Iowa and Nevada Republicans Refudiate Sarah Palin

Jan 11 2011 Published by under Uncategorized

As we inch closer to the one year mark until the opening of the 2012 presidential campaign, the polls become a bit more meaningful, and for Sarah Palin the message isn’t a good one. Two new PPP surveys of Iowa and Nevada Republicans released today revealed that Mike Huckabee leads by double digits in Iowa, and Mitt Romney leads by double digits in Nevada. Sarah Palin trails by double digits in both states.

In the 2008 campaign, Mike Huckabee earned 35% of the delegates at the Iowa caucuses, and this momentum remains strong heading into 2012. According to the survey, Huckabee’s first choice support is at 30%. Mitt Romney has slipped in the state from 25% first choice support to 18%. Sarah Palin is in third at 15%, and Newt Gingrich is fourth at 13%. Huckabee was also the most popular second choice with voters (19%), followed by Palin (13%), Gingrich (12%), and Romney (9%).

Romney is struggling with the same conservative wing of the Republican Party that doubted him in 2008. Although they run almost even with Republican moderates, Huckabee has a 2-1 advantage over Romney with conservatives (30%-15%). Despite her posturing as an uber-conservative, Huckabee almost doubles Palin with conservatives (30%-17%). Right now, Iowa Republicans aren’t buying the idea that Sarah Palin represents their conservatism. . According to favorability ratings, Palin is the second most popular Republican in the field, behind Huckabee, but this popularity has not translated to equivalent political support.

For Palin, the story in Nevada is almost the same as it is in Iowa. Mitt Romney dominated the Nevada caucuses in 2008, and he looks ready to do so again in 2012. In Nevada, Romney leads Palin 31%-19%. Gingrich is third at 18%, and Huckabee is fourth at 14%. Palin runs almost even with Romney among moderates in the state, but conservatives favor Romney by a 2-1 margin over Palin (34%-17). Palin and Romney are tied for the highest favorability rating in the state (70%), but that personal popularity is not helping Palin gain support.

There are a few different things going on in these polls.

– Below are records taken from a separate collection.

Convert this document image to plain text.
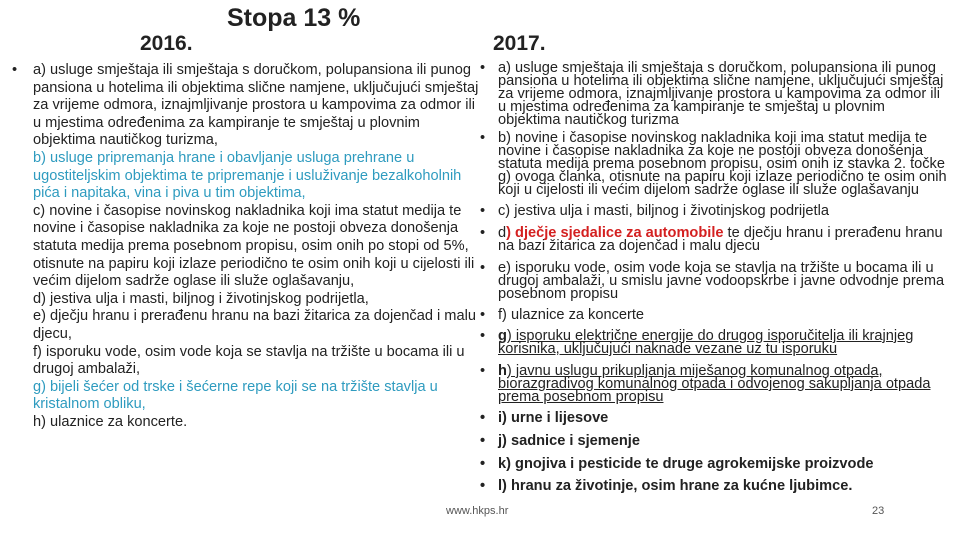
Stopa 13 %
2016.	2017.
•	a) usluge smještaja ili smještaja s doručkom, polupansiona ili punog pansiona u hotelima ili objektima slične namjene, uključujući smještaj za vrijeme odmora, iznajmljivanje prostora u kampovima za odmor ili u mjestima određenima za kampiranje te smještaj u plovnim objektima nautičkog turizma,
b) usluge pripremanja hrane i obavljanje usluga prehrane u ugostiteljskim objektima te pripremanje i usluživanje bezalkoholnih pića i napitaka, vina i piva u tim objektima,
c) novine i časopise novinskog nakladnika koji ima statut medija te novine i časopise nakladnika za koje ne postoji obveza donošenja statuta medija prema posebnom propisu, osim onih po stopi od 5%, otisnute na papiru koji izlaze periodično te osim onih koji u cijelosti ili većim dijelom sadrže oglase ili služe oglašavanju,
d) jestiva ulja i masti, biljnog i životinjskog podrijetla,
e) dječju hranu i prerađenu hranu na bazi žitarica za dojenčad i malu djecu,
f) isporuku vode, osim vode koja se stavlja na tržište u bocama ili u drugoj ambalaži,
g) bijeli šećer od trske i šećerne repe koji se na tržište stavlja u kristalnom obliku,
h) ulaznice za koncerte.
• a) usluge smještaja ili smještaja s doručkom, polupansiona ili punog pansiona u hotelima ili objektima slične namjene, uključujući smještaj za vrijeme odmora, iznajmljivanje prostora u kampovima za odmor ili u mjestima određenima za kampiranje te smještaj u plovnim objektima nautičkog turizma
• b) novine i časopise novinskog nakladnika koji ima statut medija te novine i časopise nakladnika za koje ne postoji obveza donošenja statuta medija prema posebnom propisu, osim onih iz stavka 2. točke g) ovoga članka, otisnute na papiru koji izlaze periodično te osim onih koji u cijelosti ili većim dijelom sadrže oglase ili služe oglašavanju
• c) jestiva ulja i masti, biljnog i životinjskog podrijetla
• d) dječje sjedalice za automobile te dječju hranu i prerađenu hranu na bazi žitarica za dojenčad i malu djecu
• e) isporuku vode, osim vode koja se stavlja na tržište u bocama ili u drugoj ambalaži, u smislu javne vodoopskrbe i javne odvodnje prema posebnom propisu
• f) ulaznice za koncerte
• g) isporuku električne energije do drugog isporučitelja ili krajnjeg korisnika, uključujući naknade vezane uz tu isporuku
• h) javnu uslugu prikupljanja miješanog komunalnog otpada, biorazgradivog komunalnog otpada i odvojenog sakupljanja otpada prema posebnom propisu
• i) urne i lijesove
• j) sadnice i sjemenje
• k) gnojiva i pesticide te druge agrokemijske proizvode
• l) hranu za životinje, osim hrane za kućne ljubimce.
www.hkps.hr	23
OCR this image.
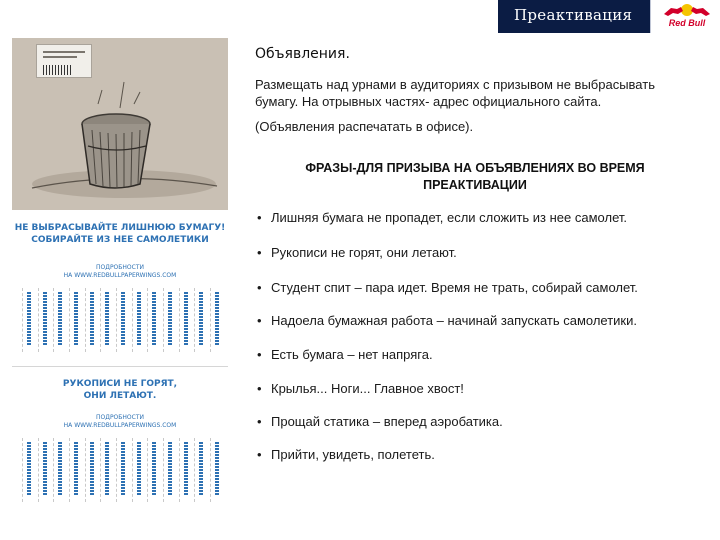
Преактивация	Red Bull
НЕ ВЫБРАСЫВАЙТЕ ЛИШНЮЮ БУМАГУ!
СОБИРАЙТЕ ИЗ НЕЕ САМОЛЕТИКИ
ПОДРОБНОСТИ
НА WWW.REDBULLPAPERWINGS.COM
РУКОПИСИ НЕ ГОРЯТ,
ОНИ ЛЕТАЮТ.
ПОДРОБНОСТИ
НА WWW.REDBULLPAPERWINGS.COM
Объявления.
Размещать над урнами в аудиториях с призывом не выбрасывать бумагу. На отрывных частях- адрес официального сайта.
(Объявления распечатать в офисе).
ФРАЗЫ-ДЛЯ ПРИЗЫВА НА ОБЪЯВЛЕНИЯХ ВО ВРЕМЯ ПРЕАКТИВАЦИИ
• Лишняя бумага не пропадет, если сложить из нее самолет.
• Рукописи не горят, они летают.
• Студент спит – пара идет. Время не трать, собирай самолет.
• Надоела бумажная работа – начинай запускать самолетики.
• Есть бумага – нет напряга.
• Крылья... Ноги... Главное хвост!
• Прощай статика – вперед аэробатика.
• Прийти, увидеть, полететь.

First, it is clear that Palin’s lack of a political organization is hurting her. Romney and Huckabee kept their organizations alive after 2008, and their ability to quickly mobilize on the ground is paying off ahead of 2012. Palin doesn’t have an on the ground grassroots political operation. I think Palin is about to find out that a strong Twitter and Facebook presence is a poor substitute for boots on the ground door to door political campaigning.

Secondly although Republicans personally like Sarah Palin, they have reservations about her ability to be president. Palin is shaping up to be the candidate that Republicans like, but would never vote for. Doubts about Palin’s viability as a president manifest themselves in the lack of support she is drawing from the conservative wing of the Republican Party. It isn’t that Palin isn’t conservative enough, or doesn’t say the right things, but that they doubt that she is up to the job of being president.

Third, it is looking like Palin’s strategy of quitting her job as governor and using her media stardom to further her political career is backfiring. The problem with sending her daughter on Dancing With The Stars, and doing a reality show on TLC appears to have the unintended consequence of Republicans now taking Palin less seriously than they did before. Republicans don’t like quitters, and the image of Palin bailing out on the people of Alaska who elected her to lead them is going to haunt her forever. If Palin would have resigned as governor to study and prepare for 2012, her decision likely would have been supported within the party.

However Sarah Palin has revealed time and time again that is disinterested in doing any of the actual work that comes with running for president. She seems to be suffering from the delusion that running for president is the same as running for prom queen. She appears to believe that Republicans will vote for her because they like her, but evidence is mounting that it is going to take more than personality to win the nomination.

None of this means that Palin won’t run. The fact that she shouldn’t run doesn’t mean that she won’t. Everything from her contract with Fox News to not continuing her reality show suggests that Palin intends on being free of obligations in 2012 for a reason, and in all honesty, she would be crazy not to run in 2012.

Despite her struggles, she is still a top three candidate for the GOP nomination in a primary where there is no strong leader and the field is wide open. Even if she does no other work and strictly runs on personal popularity and name recognition with Republicans, she will be a serious contender. Her cult of personality, ego, and sense of presidential destiny, are why she is likely going to run. Palin thinks the presidential election was stolen from her in 2008, so polls and numbers don’t matter. She has conditioned herself to ignore them, but if she doesn’t change her game plan, Republican primary and caucus goers in 2012 may deliver her a message that even she can’t ignore.